Crossing the Line

It seems that my charmed life as a driver has come to an end.  In all the years I've had a license, I've never gotten a ticket, no matter what boneheaded, irresponsible, inexcusable things I do behind the wheel.  But last month I got a ticket for forgetting (um, for three months) to get the van registered and inspected; and the other night, in the dark and the rain, I got pulled over for crossing the white line repeatedly.

The officer wanted to know if I had been drinking, taking prescription drugs, or maybe I had lost my glasses?  None of the above.  It was just the end of a long day, in the middle of a long week, in the middle of a short life crammed overfull with too many things to think about, too many places to be, not enough brainpower or focus, peace or willpower to concentrate on them all.  I was picking up my daughter from a multimedia dance presentation about the brain; listening to Nina Totenberg getting more and more pettish; and feeling a little deranged after a day of nursing with only my morning coffee, fourteen hours ago, to hydrate me.  I was worrying, worrying, worrying about bills, school, sex, politics, nutrition, and housekeeping; wondering if I'd gone too far in something I was writing -- if I'd crossed the line.  Why was I listing to the right?  A better question was, why wasn't I home in bed?

I said to the officer, in what I hoped was a tone just pathetic enough to elicit sympathy but not helpless enough to appear dangerous, "I really don't know what to tell you!"  And this is the truth.  I drive like I live:  too big, too messy, taking too much room, getting too close to the line.  Since we moved up to the biggest van in the world, I have been terrified of crossing the yellow line (by a trick of perspective, from where I sit, I appear to be devouring the entire road); so obviously I've overcompensated by drifting too far to the right.  Bikers of southern New Hampshire, beware.

Since the evening I got stopped, I've been excruciatingly conscious of where I am on the road.  I check the side view mirrors obsessively, comparing how far one tire is from one line to how close the other tire is to the other line.  The problem with this method is that I'm not looking at the road ahead of me.  All I can see is the road I've left behind, and while I'm processing this information, I'm still hurtling ahead, driving faster than normal because I'm anxious and tense.
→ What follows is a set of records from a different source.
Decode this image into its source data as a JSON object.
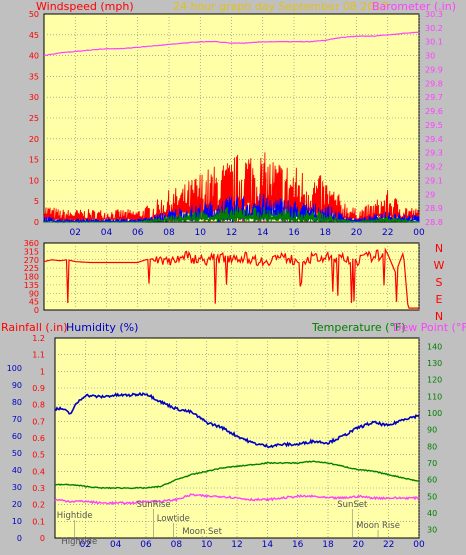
{
  "header": {
    "left_label": "Windspeed (mph)",
    "center_label": "24 hour graph day   September 08 2017",
    "right_label": "Barometer (.in)"
  },
  "colors": {
    "background": "#c0c0c0",
    "plot_bg": "#ffffa8",
    "grid": "#7f7f7f",
    "red": "#ff0000",
    "magenta": "#ff40ff",
    "blue": "#0000ff",
    "green": "#008000",
    "dark_blue": "#0000c0",
    "gold": "#e0c020"
  },
  "chart_data": [
    {
      "type": "line",
      "name": "wind-barometer",
      "x_ticks": [
        "02",
        "04",
        "06",
        "08",
        "10",
        "12",
        "14",
        "16",
        "18",
        "20",
        "22",
        "00"
      ],
      "y_left": {
        "label": "Windspeed (mph)",
        "ticks": [
          "0",
          "5",
          "10",
          "15",
          "20",
          "25",
          "30",
          "35",
          "40",
          "45",
          "50"
        ],
        "ylim": [
          0,
          50
        ]
      },
      "y_right": {
        "label": "Barometer (.in)",
        "ticks": [
          "28.8",
          "28.9",
          "29",
          "29.1",
          "29.2",
          "29.3",
          "29.4",
          "29.5",
          "29.6",
          "29.7",
          "29.8",
          "29.9",
          "30",
          "30.1",
          "30.2",
          "30.3"
        ],
        "ylim": [
          28.8,
          30.3
        ]
      },
      "series": [
        {
          "name": "Barometer (.in)",
          "axis": "right",
          "color": "#ff40ff",
          "x": [
            0,
            1,
            2,
            3,
            4,
            5,
            6,
            7,
            8,
            9,
            10,
            11,
            12,
            13,
            14,
            15,
            16,
            17,
            18,
            19,
            20,
            21,
            22,
            23,
            24
          ],
          "y": [
            30.0,
            30.02,
            30.03,
            30.04,
            30.05,
            30.05,
            30.06,
            30.07,
            30.08,
            30.09,
            30.1,
            30.1,
            30.09,
            30.09,
            30.1,
            30.1,
            30.1,
            30.1,
            30.11,
            30.13,
            30.14,
            30.14,
            30.15,
            30.16,
            30.17
          ]
        },
        {
          "name": "Windspeed (mph)",
          "axis": "left",
          "color": "#ff0000",
          "style": "spiky",
          "x": [
            0,
            1,
            2,
            3,
            4,
            5,
            6,
            7,
            8,
            9,
            10,
            11,
            12,
            13,
            14,
            15,
            16,
            17,
            18,
            19,
            20,
            21,
            22,
            23,
            24
          ],
          "y": [
            3,
            2,
            2,
            2,
            2,
            2,
            2,
            3,
            5,
            6,
            8,
            9,
            10,
            12,
            11,
            10,
            9,
            8,
            7,
            4,
            2,
            3,
            5,
            3,
            2
          ]
        },
        {
          "name": "Wind avg",
          "axis": "left",
          "color": "#0000ff",
          "style": "spiky",
          "x": [
            0,
            1,
            2,
            3,
            4,
            5,
            6,
            7,
            8,
            9,
            10,
            11,
            12,
            13,
            14,
            15,
            16,
            17,
            18,
            19,
            20,
            21,
            22,
            23,
            24
          ],
          "y": [
            1,
            0.5,
            0.5,
            0.5,
            0.5,
            0.5,
            0.5,
            1,
            2,
            2.5,
            3,
            3.5,
            4,
            4.5,
            4.5,
            4,
            3.5,
            3,
            3,
            1.5,
            0.5,
            1,
            2,
            1.5,
            1
          ]
        },
        {
          "name": "Wind low",
          "axis": "left",
          "color": "#008000",
          "style": "spiky",
          "x": [
            0,
            1,
            2,
            3,
            4,
            5,
            6,
            7,
            8,
            9,
            10,
            11,
            12,
            13,
            14,
            15,
            16,
            17,
            18,
            19,
            20,
            21,
            22,
            23,
            24
          ],
          "y": [
            0,
            0,
            0,
            0,
            0,
            0,
            0,
            0.5,
            1,
            1.5,
            2,
            2,
            2.5,
            2.5,
            2.5,
            2,
            2,
            2,
            1.5,
            0.5,
            0,
            0.5,
            1,
            0.5,
            0
          ]
        }
      ]
    },
    {
      "type": "line",
      "name": "wind-direction",
      "y_left": {
        "ticks": [
          "0",
          "45",
          "90",
          "135",
          "180",
          "225",
          "270",
          "315",
          "360"
        ],
        "ylim": [
          0,
          360
        ]
      },
      "y_right_labels": [
        "N",
        "W",
        "S",
        "E",
        "N"
      ],
      "series": [
        {
          "name": "Direction",
          "color": "#ff0000",
          "x": [
            0,
            0.5,
            1,
            1.5,
            2,
            3,
            4,
            5,
            6,
            6.5,
            7,
            8,
            9,
            10,
            11,
            12,
            13,
            14,
            15,
            16,
            17,
            18,
            19,
            20,
            21,
            22,
            22.5,
            23,
            23.3,
            24
          ],
          "y": [
            260,
            270,
            265,
            270,
            260,
            255,
            255,
            255,
            255,
            270,
            275,
            265,
            290,
            270,
            275,
            285,
            280,
            260,
            285,
            270,
            275,
            280,
            275,
            265,
            290,
            300,
            200,
            310,
            10,
            10
          ]
        }
      ]
    },
    {
      "type": "line",
      "name": "rain-humidity-temperature",
      "header": {
        "rain": "Rainfall (.in)",
        "humidity": "Humidity (%)",
        "temperature": "Temperature (°F)",
        "dewpoint": "Dew Point (°F)"
      },
      "y_rain": {
        "ticks": [
          "0",
          "0.1",
          "0.2",
          "0.3",
          "0.4",
          "0.5",
          "0.6",
          "0.7",
          "0.8",
          "0.9",
          "1",
          "1.1",
          "1.2"
        ],
        "ylim": [
          0,
          1.2
        ]
      },
      "y_humidity": {
        "ticks": [
          "0",
          "10",
          "20",
          "30",
          "40",
          "50",
          "60",
          "70",
          "80",
          "90",
          "100"
        ],
        "ylim": [
          0,
          100
        ]
      },
      "y_temp": {
        "ticks": [
          "30",
          "40",
          "50",
          "60",
          "70",
          "80",
          "90",
          "100",
          "110",
          "120",
          "130",
          "140"
        ],
        "ylim": [
          25,
          145
        ]
      },
      "x_ticks": [
        "02",
        "04",
        "06",
        "08",
        "10",
        "12",
        "14",
        "16",
        "18",
        "20",
        "22",
        "00"
      ],
      "annotations": [
        {
          "text": "Hightide",
          "x": 1.3
        },
        {
          "text": "SunRise",
          "x": 6.5
        },
        {
          "text": "Lowtide",
          "x": 7.8
        },
        {
          "text": "Moon Set",
          "x": 9.7
        },
        {
          "text": "SunSet",
          "x": 19.6
        },
        {
          "text": "Moon Rise",
          "x": 21.3
        },
        {
          "text": "Hightide",
          "x": 1.6
        }
      ],
      "series": [
        {
          "name": "Humidity (%)",
          "axis": "humidity",
          "color": "#0000c0",
          "x": [
            0,
            0.5,
            1,
            1.5,
            2,
            3,
            4,
            5,
            6,
            7,
            8,
            9,
            10,
            11,
            12,
            13,
            14,
            15,
            16,
            17,
            18,
            19,
            20,
            21,
            22,
            23,
            24
          ],
          "y": [
            76,
            76,
            73,
            80,
            84,
            83,
            84,
            84,
            85,
            80,
            76,
            74,
            68,
            65,
            60,
            56,
            54,
            55,
            55,
            57,
            56,
            60,
            65,
            68,
            66,
            70,
            72
          ]
        },
        {
          "name": "Temperature (°F)",
          "axis": "temp",
          "color": "#008000",
          "x": [
            0,
            1,
            2,
            3,
            4,
            5,
            6,
            7,
            8,
            9,
            10,
            11,
            12,
            13,
            14,
            15,
            16,
            17,
            18,
            19,
            20,
            21,
            22,
            23,
            24
          ],
          "y": [
            57,
            57,
            56,
            55,
            55,
            55,
            55,
            56,
            60,
            63,
            65,
            67,
            68,
            69,
            70,
            70,
            70,
            71,
            70,
            68,
            66,
            65,
            63,
            61,
            59
          ]
        },
        {
          "name": "Dew Point (°F)",
          "axis": "temp",
          "color": "#ff40ff",
          "x": [
            0,
            1,
            2,
            3,
            4,
            5,
            6,
            7,
            8,
            9,
            10,
            11,
            12,
            13,
            14,
            15,
            16,
            17,
            18,
            19,
            20,
            21,
            22,
            23,
            24
          ],
          "y": [
            48,
            47,
            47,
            46,
            46,
            46,
            47,
            47,
            48,
            51,
            50,
            50,
            49,
            48,
            48,
            49,
            50,
            50,
            49,
            49,
            50,
            49,
            49,
            49,
            49
          ]
        }
      ]
    }
  ]
}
And now, maybe, you're expecting a tidy analogy about Holy Week:  how to balance sincere regret for our sins with a hopeful trust in God's mercy; how to prepare for the joys (and delicious food, and lacy hats and dresses) of Easter while still scouring our hearts in darkness and silence; how to traverse that midnight highway of Holy Saturday, believing that we are saved, we have been saved, and we will be saved, even as our Savior lies in the grave.  How to look ahead and behind at the same time:  how to keep that balance.

But I don't have the stomach for any tidy answers.  I stayed up so far past my bedtime last night, queasily sewing a three-sectioned matzoh cover for the seder, which we are hosting for the first time.  Do I embroider a small cross within the Star of David?  Is that achieving balance, or is that crossing the line?  And how should we conduct the ceremony?  Do we recreate the way I remember it from my childhood, or is it time to make our own traditions?  Which things are worth preserving, and which ones can be left behind?  How can I steer when I'm so busy checking the mirror?

And my husband's beard is going gray, and I have lost a tooth.  God only knows how long we will live, but we are starting to see changes which are irreversible -- little things, nothing which keeps us from forging on ahead, even starting over yet again with a new, sweet baby -- but things which all whisper the same thing:  some day there will be a nighttime with no guaranteed dawn.  We are on a course that, in the end, has no hope of correction.

Well, I'm glad I got pulled over the other night.  I don't want to hurt anybody.  I want to stay on the straight and narrow.  My husband says I will get used to my new perspective on how to drive the right way.  I won't always be tense and anxious as I check and measure and strive to steer properly -- it will seem normal soon enough, and I won't have to give it another thought.

But right now, it is dark, and I still have to drive.  Attende Domine, et miserere.  Keep me on the road.